SEMARANG, KOMPAS.com - Polisi telah melakukan pemeriksaan terhadap oknum dokter yang diduga melakukan pelecehan seksual kepada istri rekan sejawatnya.
Pelaku berinisial DP ini pun ditetapkan tersangka atas perbuatannya mencampurkan sperma ke makanan korban.
Korban menjadi trauma berat, gangguan makan, gangguan tidur dan gangguan emosi sehingga harus pemulihan ke psikolog.
Dirreskrimum Polda Jawa Tengah Kombes Pol Djuhandani Rahadjo Puro mengatakan, berkas perkara kasus tersebut akan dilimpahkan ke Kejaksaan Tinggi Jawa Tengah setelah pemenuhan petunjuk jaksa.
"Berkas sudah dikirim dan ada P19 petunjuk jaksa. Sesegera mungkin (P21) kalau petunjuk jaksa sudah kita penuhi semua," jelasnya lewat pesan singkat, Senin (13/9/2021).
Baca juga: Oknum Dokter di Semarang Diduga Campurkan Sperma ke Makanan Istri Teman
Djuhandani mengungkapkan, pelaku diduga melakukan tindak pidana dalam Pasal 281 ayat (1) KUHP tentang kesusilaan.
"Barangsiapa sengaja merusak kesopanan di muka umum ancaman hukuman 2 tahun 8 bulan," jelasnya.
Sementara itu, Kabid Humas Polda Jateng M Iqbal Alqudusy menambahkan DP telah menjalani pemeriksaan.

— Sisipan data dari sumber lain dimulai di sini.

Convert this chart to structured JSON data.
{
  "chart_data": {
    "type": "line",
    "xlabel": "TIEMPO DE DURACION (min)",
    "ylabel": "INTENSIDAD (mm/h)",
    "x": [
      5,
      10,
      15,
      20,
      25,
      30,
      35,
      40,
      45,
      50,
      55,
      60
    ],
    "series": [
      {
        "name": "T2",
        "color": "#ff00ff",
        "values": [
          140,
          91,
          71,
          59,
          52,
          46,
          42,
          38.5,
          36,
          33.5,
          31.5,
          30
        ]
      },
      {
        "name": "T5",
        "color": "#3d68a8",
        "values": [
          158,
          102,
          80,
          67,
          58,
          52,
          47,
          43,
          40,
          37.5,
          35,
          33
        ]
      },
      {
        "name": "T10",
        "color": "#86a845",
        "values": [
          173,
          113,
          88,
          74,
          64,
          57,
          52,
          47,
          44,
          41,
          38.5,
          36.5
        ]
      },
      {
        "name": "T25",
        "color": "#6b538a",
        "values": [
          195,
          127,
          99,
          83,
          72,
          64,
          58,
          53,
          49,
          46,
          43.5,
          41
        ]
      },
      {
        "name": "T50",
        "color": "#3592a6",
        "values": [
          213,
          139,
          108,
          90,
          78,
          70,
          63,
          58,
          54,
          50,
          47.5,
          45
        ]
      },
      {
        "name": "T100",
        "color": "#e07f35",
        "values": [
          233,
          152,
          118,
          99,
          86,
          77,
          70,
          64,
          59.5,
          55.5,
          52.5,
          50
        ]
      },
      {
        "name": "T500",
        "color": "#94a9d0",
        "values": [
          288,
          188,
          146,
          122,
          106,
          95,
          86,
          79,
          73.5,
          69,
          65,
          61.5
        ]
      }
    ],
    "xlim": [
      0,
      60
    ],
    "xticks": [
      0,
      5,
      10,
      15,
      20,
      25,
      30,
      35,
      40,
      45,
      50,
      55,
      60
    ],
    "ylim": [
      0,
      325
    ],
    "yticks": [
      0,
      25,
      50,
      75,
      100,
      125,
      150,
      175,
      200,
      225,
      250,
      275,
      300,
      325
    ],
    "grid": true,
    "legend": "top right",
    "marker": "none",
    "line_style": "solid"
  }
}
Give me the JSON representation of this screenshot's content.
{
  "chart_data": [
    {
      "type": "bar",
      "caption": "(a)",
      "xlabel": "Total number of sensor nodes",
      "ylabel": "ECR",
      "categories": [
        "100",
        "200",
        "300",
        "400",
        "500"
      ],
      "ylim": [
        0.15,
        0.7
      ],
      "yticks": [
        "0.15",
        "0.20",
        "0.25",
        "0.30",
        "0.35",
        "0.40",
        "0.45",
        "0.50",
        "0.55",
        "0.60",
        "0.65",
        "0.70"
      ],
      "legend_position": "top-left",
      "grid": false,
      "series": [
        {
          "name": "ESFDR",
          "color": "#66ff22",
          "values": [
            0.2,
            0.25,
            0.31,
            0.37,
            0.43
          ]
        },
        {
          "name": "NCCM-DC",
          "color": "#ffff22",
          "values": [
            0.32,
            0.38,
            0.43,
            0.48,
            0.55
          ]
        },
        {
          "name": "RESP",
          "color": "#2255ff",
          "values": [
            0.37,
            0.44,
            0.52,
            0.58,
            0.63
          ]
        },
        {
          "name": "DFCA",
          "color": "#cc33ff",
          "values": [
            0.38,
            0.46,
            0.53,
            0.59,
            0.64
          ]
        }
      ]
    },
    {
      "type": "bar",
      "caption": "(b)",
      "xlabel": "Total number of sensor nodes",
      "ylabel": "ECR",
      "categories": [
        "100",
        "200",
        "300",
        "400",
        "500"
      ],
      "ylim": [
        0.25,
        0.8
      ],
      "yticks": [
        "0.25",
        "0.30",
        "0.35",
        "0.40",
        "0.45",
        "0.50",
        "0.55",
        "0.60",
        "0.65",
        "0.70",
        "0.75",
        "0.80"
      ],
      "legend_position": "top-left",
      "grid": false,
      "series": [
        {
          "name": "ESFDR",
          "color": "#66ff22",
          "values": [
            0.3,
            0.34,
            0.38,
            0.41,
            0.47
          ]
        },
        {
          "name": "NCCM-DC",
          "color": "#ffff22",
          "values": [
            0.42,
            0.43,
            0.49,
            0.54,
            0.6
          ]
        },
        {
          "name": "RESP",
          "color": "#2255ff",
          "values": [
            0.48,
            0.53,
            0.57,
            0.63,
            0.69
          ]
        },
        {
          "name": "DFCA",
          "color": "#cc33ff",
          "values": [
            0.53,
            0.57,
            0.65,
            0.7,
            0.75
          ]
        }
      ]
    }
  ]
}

"Tersangka dr DP sudah menjalani pemeriksaan di Ditreskrimum Polda Jateng. Surat penyidikan dan penetapan tersangkanya sudah lengkap," katanya.
Sebelumnya diberitakan, oknum dokter yang sedang menempuh Program Pendidikan Dokter Spesialis (PPDS) di sebuah universitas di Kota Semarang diduga melakukan pelecehan seksual.
Pelecehan seksual tersebut dilakukan pelaku dengan mencampurkan sperma ke dalam makanan yang hendak dikonsumsi oleh korban.
Pendamping korban dari Legal Resource Center untuk Keadlian Jender dan HAM (LRCKJHAM), Nia Lishayati mengungkapkan kejadian bermula saat korban mencurigai tudung saji makanan miliknya selalu berubah posisi dan makanan berubah bentuk.
"Pada bulan Oktober 2020 korban mulai curiga. Awalnya korban mengira ada kucing yang naik ke atas meja makan mengobrak-abrik makanan. Makanan itu memang biasa disediakan untuk makan bersama suaminya," jelasnya kepada Kompas.com, Senin (13/9/2021).
Baca juga: Polisi soal 10 Mahasiswa Diamankan Saat Jokowi ke UNS: Ada Tata Cara yang Harus Dipatuhi
Diketahui, suami korban merupakan rekan seprofesi pelaku saat menempuh PPDS sehingga memutuskan untuk tinggal bersama dalam satu rumah kontrakan.
"Awalnya korban tidak setuju. Tapi karena alasannya untuk menghemat biaya sewa waktu itu pelaku meminta agar tinggal bersama satu kontrakan dengan suami dan korban. Mereka sudah tinggal sekitar setahunan. Pelaku sudah punya istri dan anak namun tidak diajak tinggal di Semarang," ujarnya.